In her review for The Washington Post, Emily Raboteau praised the author, writing: "Adichie is uniquely positioned to compare racial hierarchies in the United States to social striving in her native Nigeria. She does so in this new work with a ruthless honesty about the ugly and beautiful sides of both nations." The Dallas Morning News called Americanah "a bright, bold book with unforgettable swagger that proves it sometimes takes a newcomer to show Americans to ourselves". According to John Timpane of The Philadelphia Inquirer: "Americanah tackles the U.S. race complex with a directness and brio no U.S. writer of any color would risk", while Vogue and The Seattle Times called Americanah "that rare thing in contemporary literary fiction: a lush, big-hearted love story that also happens to be a piercingly funny social critique"; and "a near-flawless novel", respectively.

In a review for The Chicago Tribune, Laura Pearson called Americanah a "sprawling, ambitious and gorgeously written" novel that "covers race, identity, relationships, community, politics, privilege, language, hair, ethnocentrism, migration, intimacy, estrangement, blogging, books and Barack Obama. It covers three continents, spans decades, leaps gracefully, from chapter to chapter, to different cities and other lives."

===Awards and nominations===
Americanah won the 2013 National Book Critics Circle Award for Fiction. It was shortlisted for the Baileys Women's Prize for Fiction in 2014. It won the 2013 Heartland Award for Fiction by The Chicago Tribune.

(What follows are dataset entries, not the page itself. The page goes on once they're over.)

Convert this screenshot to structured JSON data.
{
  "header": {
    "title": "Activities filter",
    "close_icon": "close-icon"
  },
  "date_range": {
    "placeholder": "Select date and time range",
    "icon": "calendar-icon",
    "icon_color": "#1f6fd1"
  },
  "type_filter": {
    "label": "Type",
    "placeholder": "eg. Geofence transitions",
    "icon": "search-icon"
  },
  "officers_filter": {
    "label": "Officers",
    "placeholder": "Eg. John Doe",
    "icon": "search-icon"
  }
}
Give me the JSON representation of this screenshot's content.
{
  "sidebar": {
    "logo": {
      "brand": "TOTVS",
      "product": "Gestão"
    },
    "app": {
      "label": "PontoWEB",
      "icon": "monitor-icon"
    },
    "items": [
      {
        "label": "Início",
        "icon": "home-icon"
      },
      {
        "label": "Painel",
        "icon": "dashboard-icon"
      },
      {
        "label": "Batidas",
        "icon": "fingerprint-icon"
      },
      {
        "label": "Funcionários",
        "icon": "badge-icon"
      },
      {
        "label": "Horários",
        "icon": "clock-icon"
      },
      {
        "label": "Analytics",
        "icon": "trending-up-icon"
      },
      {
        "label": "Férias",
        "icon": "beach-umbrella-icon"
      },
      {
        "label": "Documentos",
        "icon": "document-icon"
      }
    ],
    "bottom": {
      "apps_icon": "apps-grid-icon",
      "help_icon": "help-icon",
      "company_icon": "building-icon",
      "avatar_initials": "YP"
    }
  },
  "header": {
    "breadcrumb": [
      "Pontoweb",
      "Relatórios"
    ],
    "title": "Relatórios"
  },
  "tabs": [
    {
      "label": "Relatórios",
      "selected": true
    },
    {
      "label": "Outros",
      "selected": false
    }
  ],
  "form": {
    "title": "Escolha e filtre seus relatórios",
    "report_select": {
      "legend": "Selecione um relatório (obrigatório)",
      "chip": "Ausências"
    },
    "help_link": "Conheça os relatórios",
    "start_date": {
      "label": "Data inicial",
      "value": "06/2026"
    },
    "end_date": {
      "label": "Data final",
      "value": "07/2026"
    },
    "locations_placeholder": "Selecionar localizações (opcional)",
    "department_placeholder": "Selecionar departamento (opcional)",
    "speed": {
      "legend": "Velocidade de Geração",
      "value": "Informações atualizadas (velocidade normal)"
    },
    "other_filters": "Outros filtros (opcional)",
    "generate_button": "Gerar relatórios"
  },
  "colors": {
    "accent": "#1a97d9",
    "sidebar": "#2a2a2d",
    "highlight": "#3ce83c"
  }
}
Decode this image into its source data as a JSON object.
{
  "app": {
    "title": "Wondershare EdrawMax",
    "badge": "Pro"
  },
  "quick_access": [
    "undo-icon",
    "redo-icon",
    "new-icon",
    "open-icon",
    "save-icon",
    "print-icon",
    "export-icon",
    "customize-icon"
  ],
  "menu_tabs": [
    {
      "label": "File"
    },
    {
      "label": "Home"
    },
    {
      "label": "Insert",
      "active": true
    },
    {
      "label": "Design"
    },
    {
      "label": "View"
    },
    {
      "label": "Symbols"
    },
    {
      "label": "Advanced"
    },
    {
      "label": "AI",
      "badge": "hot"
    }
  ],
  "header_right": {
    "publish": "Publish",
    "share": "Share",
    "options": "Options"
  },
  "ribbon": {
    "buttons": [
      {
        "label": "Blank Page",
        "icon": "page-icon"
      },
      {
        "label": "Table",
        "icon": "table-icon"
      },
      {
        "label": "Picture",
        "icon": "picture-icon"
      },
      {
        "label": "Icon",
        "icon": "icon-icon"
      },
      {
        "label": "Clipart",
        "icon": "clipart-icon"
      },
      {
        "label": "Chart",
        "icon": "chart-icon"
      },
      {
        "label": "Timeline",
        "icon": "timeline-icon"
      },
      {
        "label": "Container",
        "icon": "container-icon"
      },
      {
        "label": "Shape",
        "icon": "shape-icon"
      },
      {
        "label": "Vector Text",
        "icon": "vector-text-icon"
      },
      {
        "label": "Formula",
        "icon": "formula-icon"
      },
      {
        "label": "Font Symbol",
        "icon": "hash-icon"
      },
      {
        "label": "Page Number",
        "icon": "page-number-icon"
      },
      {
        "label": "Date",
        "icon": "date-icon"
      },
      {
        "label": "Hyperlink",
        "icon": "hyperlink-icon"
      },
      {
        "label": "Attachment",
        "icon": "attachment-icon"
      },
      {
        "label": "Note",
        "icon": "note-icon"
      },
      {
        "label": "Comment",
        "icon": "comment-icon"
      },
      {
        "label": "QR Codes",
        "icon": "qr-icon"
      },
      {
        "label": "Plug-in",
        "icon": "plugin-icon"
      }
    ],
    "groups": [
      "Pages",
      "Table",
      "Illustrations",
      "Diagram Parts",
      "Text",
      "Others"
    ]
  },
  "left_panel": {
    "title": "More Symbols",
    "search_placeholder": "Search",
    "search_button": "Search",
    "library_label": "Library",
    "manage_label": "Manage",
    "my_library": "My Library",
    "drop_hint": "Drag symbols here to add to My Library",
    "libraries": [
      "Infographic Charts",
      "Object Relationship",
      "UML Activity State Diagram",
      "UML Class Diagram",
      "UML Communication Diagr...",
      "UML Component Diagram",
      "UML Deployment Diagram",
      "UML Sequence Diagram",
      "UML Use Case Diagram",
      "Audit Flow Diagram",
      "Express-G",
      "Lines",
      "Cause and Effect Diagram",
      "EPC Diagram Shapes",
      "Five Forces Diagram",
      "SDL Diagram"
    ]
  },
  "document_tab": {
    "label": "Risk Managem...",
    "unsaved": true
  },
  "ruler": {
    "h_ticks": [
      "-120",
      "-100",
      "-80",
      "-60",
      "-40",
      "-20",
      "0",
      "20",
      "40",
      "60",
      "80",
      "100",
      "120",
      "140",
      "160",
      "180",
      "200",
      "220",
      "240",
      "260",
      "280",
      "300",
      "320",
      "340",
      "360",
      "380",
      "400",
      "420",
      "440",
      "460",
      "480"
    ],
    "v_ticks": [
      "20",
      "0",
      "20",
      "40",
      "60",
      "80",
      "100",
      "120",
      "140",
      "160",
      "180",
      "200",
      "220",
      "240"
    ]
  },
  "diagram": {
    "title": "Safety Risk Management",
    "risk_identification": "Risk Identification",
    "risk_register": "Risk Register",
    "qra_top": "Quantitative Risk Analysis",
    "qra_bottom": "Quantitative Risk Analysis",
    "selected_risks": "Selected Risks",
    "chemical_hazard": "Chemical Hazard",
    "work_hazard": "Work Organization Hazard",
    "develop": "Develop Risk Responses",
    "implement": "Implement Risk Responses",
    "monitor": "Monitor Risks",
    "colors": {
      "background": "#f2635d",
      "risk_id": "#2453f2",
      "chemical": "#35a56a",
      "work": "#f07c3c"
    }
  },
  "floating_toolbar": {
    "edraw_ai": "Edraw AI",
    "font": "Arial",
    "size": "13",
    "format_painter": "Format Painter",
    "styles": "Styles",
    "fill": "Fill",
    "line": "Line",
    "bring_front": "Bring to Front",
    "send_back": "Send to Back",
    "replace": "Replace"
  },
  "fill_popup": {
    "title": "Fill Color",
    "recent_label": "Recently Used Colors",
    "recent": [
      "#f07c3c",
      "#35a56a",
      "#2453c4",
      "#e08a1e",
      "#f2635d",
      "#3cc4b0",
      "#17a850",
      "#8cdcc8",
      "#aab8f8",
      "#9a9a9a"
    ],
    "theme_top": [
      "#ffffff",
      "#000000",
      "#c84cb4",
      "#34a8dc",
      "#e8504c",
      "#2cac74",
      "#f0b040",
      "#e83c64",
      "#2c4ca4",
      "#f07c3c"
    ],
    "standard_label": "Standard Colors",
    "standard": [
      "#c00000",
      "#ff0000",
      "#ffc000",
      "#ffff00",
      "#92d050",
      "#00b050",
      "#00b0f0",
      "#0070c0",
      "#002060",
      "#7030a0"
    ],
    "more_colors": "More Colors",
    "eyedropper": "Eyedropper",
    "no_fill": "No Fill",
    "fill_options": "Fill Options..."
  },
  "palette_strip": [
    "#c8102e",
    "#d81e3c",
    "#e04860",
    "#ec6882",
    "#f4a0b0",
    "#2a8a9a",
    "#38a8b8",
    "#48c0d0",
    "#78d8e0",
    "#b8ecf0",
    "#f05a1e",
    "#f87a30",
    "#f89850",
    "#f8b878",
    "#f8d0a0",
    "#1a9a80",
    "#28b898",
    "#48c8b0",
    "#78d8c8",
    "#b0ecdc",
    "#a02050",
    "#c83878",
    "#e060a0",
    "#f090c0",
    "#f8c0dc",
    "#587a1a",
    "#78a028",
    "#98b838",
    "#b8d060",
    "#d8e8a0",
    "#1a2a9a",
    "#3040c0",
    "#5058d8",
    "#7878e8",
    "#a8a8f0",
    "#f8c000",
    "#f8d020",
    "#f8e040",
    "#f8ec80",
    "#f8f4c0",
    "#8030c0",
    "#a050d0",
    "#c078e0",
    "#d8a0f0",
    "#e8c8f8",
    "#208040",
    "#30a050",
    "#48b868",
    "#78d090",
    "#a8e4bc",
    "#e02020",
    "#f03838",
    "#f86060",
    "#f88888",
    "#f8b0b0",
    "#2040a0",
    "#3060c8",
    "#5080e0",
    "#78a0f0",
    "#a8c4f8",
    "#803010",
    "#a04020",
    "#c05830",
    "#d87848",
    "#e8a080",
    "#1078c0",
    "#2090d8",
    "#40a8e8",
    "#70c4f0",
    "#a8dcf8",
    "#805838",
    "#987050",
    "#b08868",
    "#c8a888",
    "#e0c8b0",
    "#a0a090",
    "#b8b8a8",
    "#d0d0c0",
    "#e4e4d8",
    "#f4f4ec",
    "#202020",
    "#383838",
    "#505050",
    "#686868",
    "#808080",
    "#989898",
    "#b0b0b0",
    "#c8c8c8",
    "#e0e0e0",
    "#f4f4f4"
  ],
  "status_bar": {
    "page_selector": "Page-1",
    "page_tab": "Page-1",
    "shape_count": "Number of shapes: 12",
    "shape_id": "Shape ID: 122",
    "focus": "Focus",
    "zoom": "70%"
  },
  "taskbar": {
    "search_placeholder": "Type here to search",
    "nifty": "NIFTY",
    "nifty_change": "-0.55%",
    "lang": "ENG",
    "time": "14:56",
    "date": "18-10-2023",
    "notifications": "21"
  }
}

In 2013, Americanah was rated as "one of the Best Books of the Year" by The New York Times, NPR, Chicago Tribune, The Washington Post, The Seattle Times, Entertainment Weekly, and Newsday. New York Times Book Review selected the novel as one of the 10 Best Books of 2013. In March 2017, Americanah won the "One Book, One New York" program by One City One Book. In 2024, it was ranked 27th in The New York Times list of 100 best books of the 21st century.

==Legacy==
By 2015, Americanah had sold more than 500,000 copies and had been translated into 25 languages.
The novel remained on NPR's Paperback Best-Seller list for 78 weeks. The New York Times included it in its list of best books of 2013, and by 23 December 2013, it was at number 179 on Amazon's list of its 10,000 best-selling books.

===Censorship===
In 2022, Americanah was banned in the Clay County School District in Florida.

===Adaptations===
In 2014, it was announced David Oyelowo and Lupita Nyong'o would star in a film adaptation of Americanah that to be produced by Brad Pitt and his production company Plan B Entertainment. In 2018, Nyong'o told The Hollywood Reporter she was developing a television miniseries based on the book that she would produce and star in. It was announced on 13 September 2019 HBO Max would air the miniseries in ten episodes, with actor and playwright Danai Gurira as writer and showrunner. On October 15, 2020, it was reported the miniseries would not proceed due to scheduling conflicts.